Locus of a point where two normals meet?

Another exam question,

"Find the locus of a the point such that two of the normals drawn through it to the parabola $y^2=4ax$ are perpendicular to each other."

Does the locus mean the point of intersection of the two normals? I attempted to try to this by using the implicit derivative of the parabola and the locus as (x1,y1). Since its given as they meet but I can't get points of intersection.

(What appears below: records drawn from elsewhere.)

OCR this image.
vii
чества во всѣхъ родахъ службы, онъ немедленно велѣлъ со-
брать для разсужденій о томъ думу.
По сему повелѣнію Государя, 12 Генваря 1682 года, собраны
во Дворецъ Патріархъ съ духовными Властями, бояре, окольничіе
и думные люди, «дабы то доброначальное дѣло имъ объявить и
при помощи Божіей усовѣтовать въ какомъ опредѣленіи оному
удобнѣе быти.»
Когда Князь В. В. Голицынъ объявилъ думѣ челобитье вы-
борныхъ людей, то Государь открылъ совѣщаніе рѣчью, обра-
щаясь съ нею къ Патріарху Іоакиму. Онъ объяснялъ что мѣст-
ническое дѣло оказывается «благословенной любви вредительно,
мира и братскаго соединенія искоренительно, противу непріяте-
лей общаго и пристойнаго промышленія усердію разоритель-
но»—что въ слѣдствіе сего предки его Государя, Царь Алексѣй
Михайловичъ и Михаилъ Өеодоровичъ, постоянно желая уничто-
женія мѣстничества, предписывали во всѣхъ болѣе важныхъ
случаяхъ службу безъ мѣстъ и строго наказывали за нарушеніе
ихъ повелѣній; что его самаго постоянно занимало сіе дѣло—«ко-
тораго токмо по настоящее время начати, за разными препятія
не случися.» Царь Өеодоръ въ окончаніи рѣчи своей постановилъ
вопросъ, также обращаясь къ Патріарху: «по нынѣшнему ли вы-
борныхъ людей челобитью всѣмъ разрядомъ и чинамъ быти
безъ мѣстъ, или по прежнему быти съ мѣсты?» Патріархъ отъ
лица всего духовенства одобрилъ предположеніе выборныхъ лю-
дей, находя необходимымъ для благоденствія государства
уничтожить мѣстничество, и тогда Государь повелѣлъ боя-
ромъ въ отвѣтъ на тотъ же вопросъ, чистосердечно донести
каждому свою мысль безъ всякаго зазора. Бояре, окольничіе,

Can someone help me out please?

• The question is puzzling. In general, from any given point, you can draw one or three normals to a given parabola. See here: demonstrations.wolfram.com/NormalLinesToAParabola – bubba Oct 8 '13 at 6:43
• The question is asking you to find all points $p$ such that there are two normals through $p$ to the parabola $y^2=4ax$, and they are perpendicular to each other. – Brian M. Scott Oct 8 '13 at 9:08

Animation of the specified locus, for $a = 1/2$:

Find the locus of the point of intersection of two normals to a parabola which are at right angles to one another.

Solution:

     The equation of the normal to the parabola y^2 = 4ax is

y = -tx + 2at + at^3. (t is parameter)

It passes through the point (h, k) if

k = -th + 2at + at^3 => at^3 + t(2a – h) - k = 0.    … (1)


Let the roots of the above equation be m1, m2and m3. Let the perpendicular normals correspond to the values of m1 and m2 so that m1 m2 = –1.

    From equation (1), m1 m2 m3 = k/a. Since m1 m2 = –1, m3 = -k/a.

Since m3 is a root of (1), we have  a(-k/a)^3-k/a (2a – h) - k = 0.

⇒ k^2 = a(h – 3a).

Hence the locus of (h, k) is y^2 = a(x – 3a).